Zawodnik meczu: Nielsen - nowy nabytek, a już teraz da się zauważyć jego potencjał. Jego gra to przyjemność dla oka. Gra bardzo ofensywnie i zawsze jest na swojej pozycji. Walczy o każdą piłkę i nie zmarnował dzisiaj żadnej okazji. Szkoda, że sędzia nie uznał mu drugiej bramki - Jan Śmiełowski, redaktor aosporcie.pl
Co za nami, co przed nami?
W minionym tygodniu prezes Kolejorza, Karol Klimczak oficjalnie wysłał do prokuratury poręczenie osobiste dla Piotra Klimy Klimczaka, któremu śledczy postawili zarzuty związane ze znieważeniem na tle rasowym. Oprócz policyjnego dozoru kibic Lecha dostał również zakaz uczestnictwa w imprezach masowych (np. meczach), o czego uchylenie prezes Klimczak również wniósł. Trzeba przyznać, że bardzo dobrze, iż klub walczy o tak ważnego i zasłużonego dla ruchu kibicowskiego fana. To się chwali.
Nieco szerzej pisaliśmy z kolei o Szymonie Pawłowskim, który podpisał z Lechem nowy kontrakt. W myśl tej umowy skrzydłowy, który w niedzielę popisał się dwoma golami, będzie grać na INEA Stadionie do 2019 roku.

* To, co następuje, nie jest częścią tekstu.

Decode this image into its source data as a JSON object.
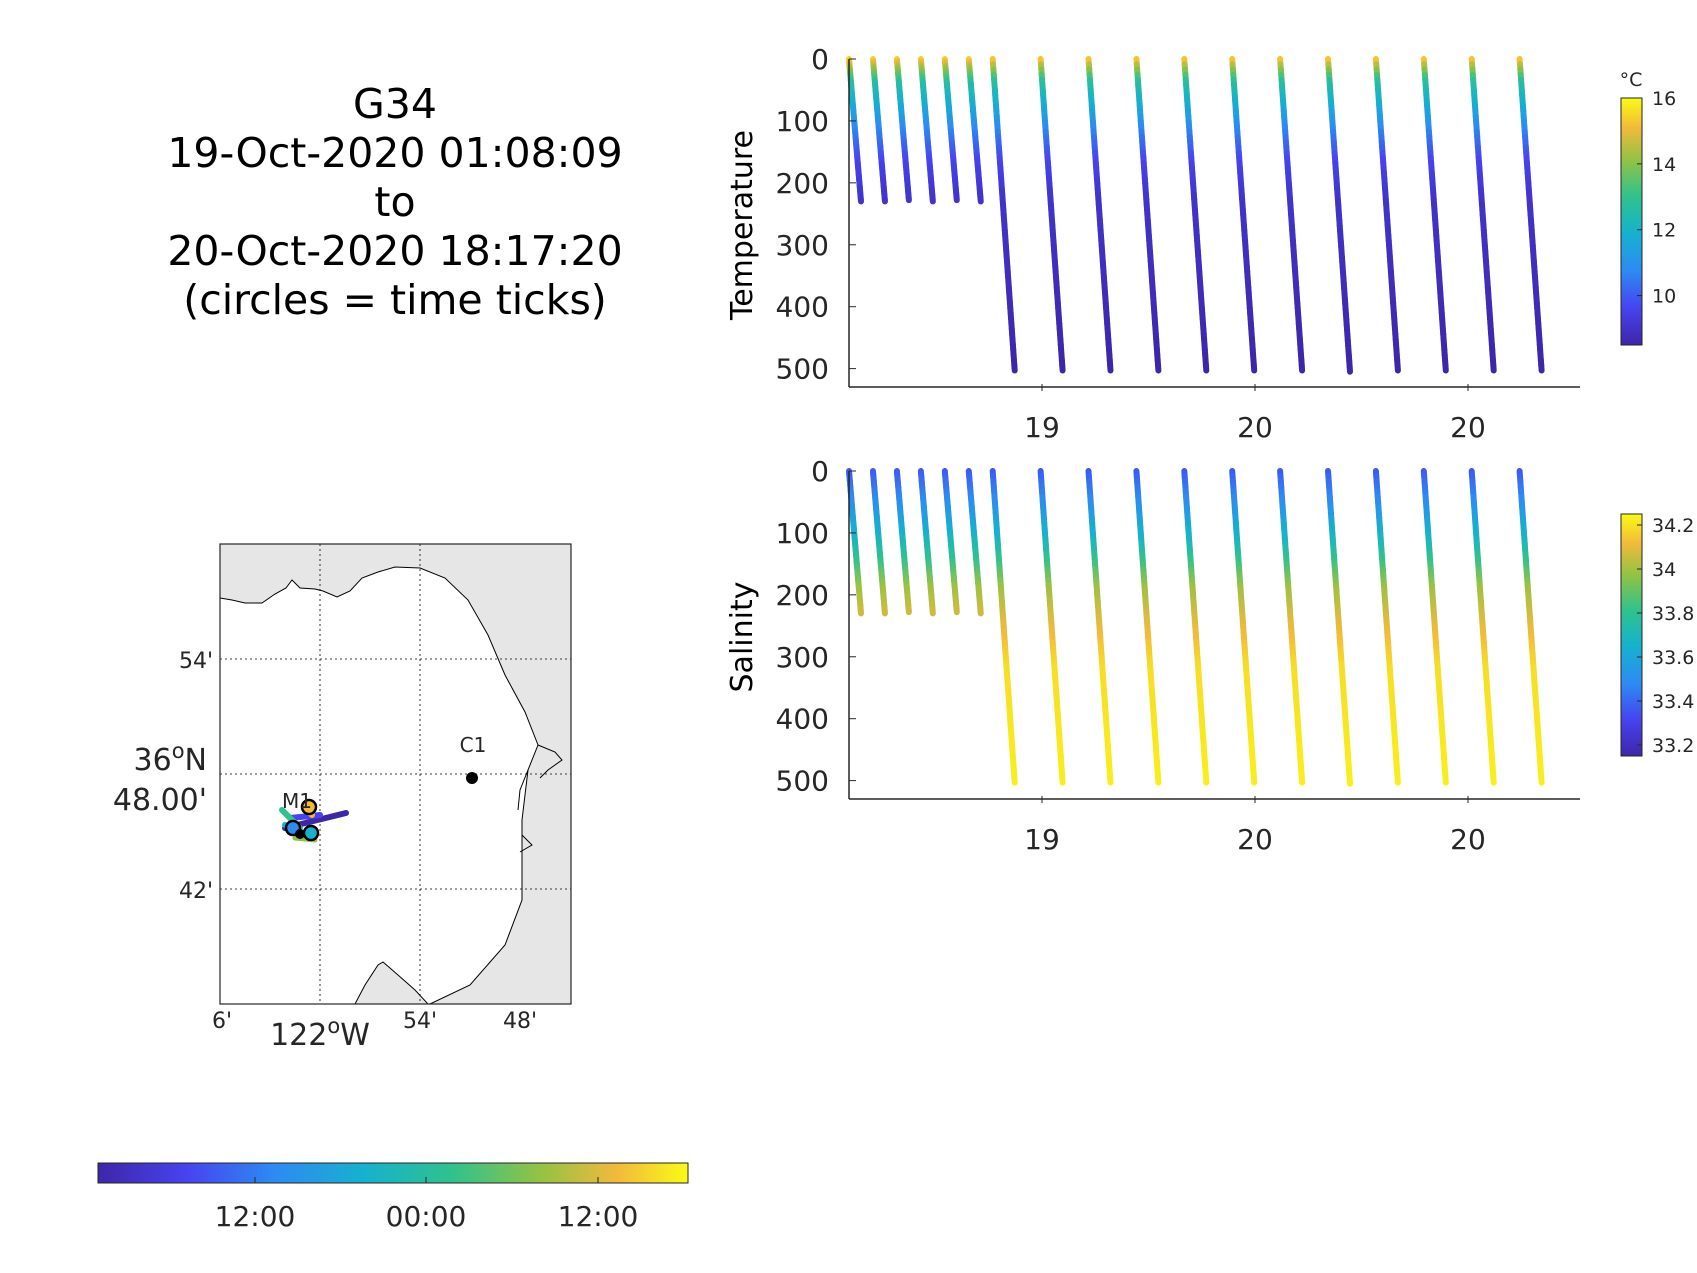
{
  "title": {
    "glider": "G34",
    "start": "19-Oct-2020 01:08:09",
    "to": "to",
    "end": "20-Oct-2020 18:17:20",
    "note": "(circles = time ticks)"
  },
  "colormap": [
    "#3e26a8",
    "#4743f0",
    "#2d8bf2",
    "#16b1cf",
    "#2ec28e",
    "#94c244",
    "#f2ba3a",
    "#f9fb15"
  ],
  "map": {
    "lat_ticks": [
      "54'",
      "36°N 48.00'",
      "42'"
    ],
    "lon_ticks": [
      "6'",
      "122°W",
      "54'",
      "48'"
    ],
    "stations": [
      {
        "label": "M1"
      },
      {
        "label": "C1"
      }
    ],
    "land_color": "#e6e6e6"
  },
  "time_colorbar": {
    "ticks": [
      "12:00",
      "00:00",
      "12:00"
    ]
  },
  "chart_data": [
    {
      "type": "scatter",
      "panel": "temperature",
      "ylabel": "Temperature",
      "colorbar_unit": "°C",
      "colorbar_ticks": [
        10,
        12,
        14,
        16
      ],
      "colorbar_range": [
        8.5,
        16.0
      ],
      "y_reversed": true,
      "ylim": [
        0,
        520
      ],
      "yticks": [
        0,
        100,
        200,
        300,
        400,
        500
      ],
      "x_tick_labels": [
        "19",
        "20",
        "20"
      ],
      "profiles": [
        {
          "x": 0.0,
          "max_depth": 230
        },
        {
          "x": 0.05,
          "max_depth": 230
        },
        {
          "x": 0.1,
          "max_depth": 228
        },
        {
          "x": 0.15,
          "max_depth": 230
        },
        {
          "x": 0.2,
          "max_depth": 228
        },
        {
          "x": 0.25,
          "max_depth": 230
        },
        {
          "x": 0.3,
          "max_depth": 503
        },
        {
          "x": 0.4,
          "max_depth": 503
        },
        {
          "x": 0.5,
          "max_depth": 503
        },
        {
          "x": 0.6,
          "max_depth": 503
        },
        {
          "x": 0.7,
          "max_depth": 503
        },
        {
          "x": 0.8,
          "max_depth": 503
        },
        {
          "x": 0.9,
          "max_depth": 503
        },
        {
          "x": 1.0,
          "max_depth": 505
        },
        {
          "x": 1.1,
          "max_depth": 503
        },
        {
          "x": 1.2,
          "max_depth": 503
        },
        {
          "x": 1.3,
          "max_depth": 503
        },
        {
          "x": 1.4,
          "max_depth": 503
        }
      ],
      "value_by_depth": [
        [
          0,
          15.5
        ],
        [
          15,
          14.0
        ],
        [
          40,
          12.5
        ],
        [
          80,
          11.5
        ],
        [
          120,
          10.5
        ],
        [
          170,
          9.5
        ],
        [
          230,
          9.0
        ],
        [
          500,
          8.5
        ]
      ]
    },
    {
      "type": "scatter",
      "panel": "salinity",
      "ylabel": "Salinity",
      "colorbar_ticks": [
        "34.2",
        "34",
        "33.8",
        "33.6",
        "33.4",
        "33.2"
      ],
      "colorbar_range": [
        33.15,
        34.25
      ],
      "y_reversed": true,
      "ylim": [
        0,
        520
      ],
      "yticks": [
        0,
        100,
        200,
        300,
        400,
        500
      ],
      "x_tick_labels": [
        "19",
        "20",
        "20"
      ],
      "profiles": [
        {
          "x": 0.0,
          "max_depth": 230
        },
        {
          "x": 0.05,
          "max_depth": 230
        },
        {
          "x": 0.1,
          "max_depth": 228
        },
        {
          "x": 0.15,
          "max_depth": 230
        },
        {
          "x": 0.2,
          "max_depth": 228
        },
        {
          "x": 0.25,
          "max_depth": 230
        },
        {
          "x": 0.3,
          "max_depth": 503
        },
        {
          "x": 0.4,
          "max_depth": 503
        },
        {
          "x": 0.5,
          "max_depth": 503
        },
        {
          "x": 0.6,
          "max_depth": 503
        },
        {
          "x": 0.7,
          "max_depth": 503
        },
        {
          "x": 0.8,
          "max_depth": 503
        },
        {
          "x": 0.9,
          "max_depth": 503
        },
        {
          "x": 1.0,
          "max_depth": 505
        },
        {
          "x": 1.1,
          "max_depth": 503
        },
        {
          "x": 1.2,
          "max_depth": 503
        },
        {
          "x": 1.3,
          "max_depth": 503
        },
        {
          "x": 1.4,
          "max_depth": 503
        }
      ],
      "value_by_depth": [
        [
          0,
          33.35
        ],
        [
          60,
          33.5
        ],
        [
          110,
          33.65
        ],
        [
          150,
          33.8
        ],
        [
          190,
          33.95
        ],
        [
          240,
          34.05
        ],
        [
          320,
          34.18
        ],
        [
          500,
          34.22
        ]
      ]
    }
  ]
}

Wiceprezes Lecha Piotr Rutkowski na początku tygodnia uczestniczył w walnym spotkaniu ECA (Stowarzyszenie Klubów Europejskich). Debatowano m.in. o skróceniu okienka transferowego, czego ostatecznie ku radości Kolejorza nie udało się przegłosować i powstaniu Superligi dla najlepszych klubów Starego Kontynentu.
W Poznaniu Marcin Robak przechodzi rehabilitację po kontuzji stawu skokowego. Pomaga mu w tym fizjoterapeutka zajmująca się m.in. Andżeliką Kerber (o tej więcej w tym artykule). Wstępnie zawodnik ma wrócić do treningów w marcu, ale niewykluczone, że na powrót do gry będzie musiał poczekać jeszcze dłużej. Czyli nic nowego.
Swojego pierwszego gola w oficjalnym meczu dla FC Heidenheim trafił wypożyczony z Lecha Denis Thomalla. Strzelił w meczu z SV Sandhausen, którego zawodnikiem jest z kolei Jakub Kosecki (leczy kontuzję).
Błękitni to jakieś przekleństwo Lecha. Tym razem jego rezerwy Lecha przegrały z nimi 1:3. Jedynego gola dla przygotowującego się do rundy wiosennej III ligi zespołu strzelił Piotr Kurbiel.
Już za tydzień Kolejorz zmierzy się z Podbeskidziem, które Lechia pokonała w sobotę aż 5:0. Spotkanie zostanie rozegrane w najbliższą sobotę o godzinie 18.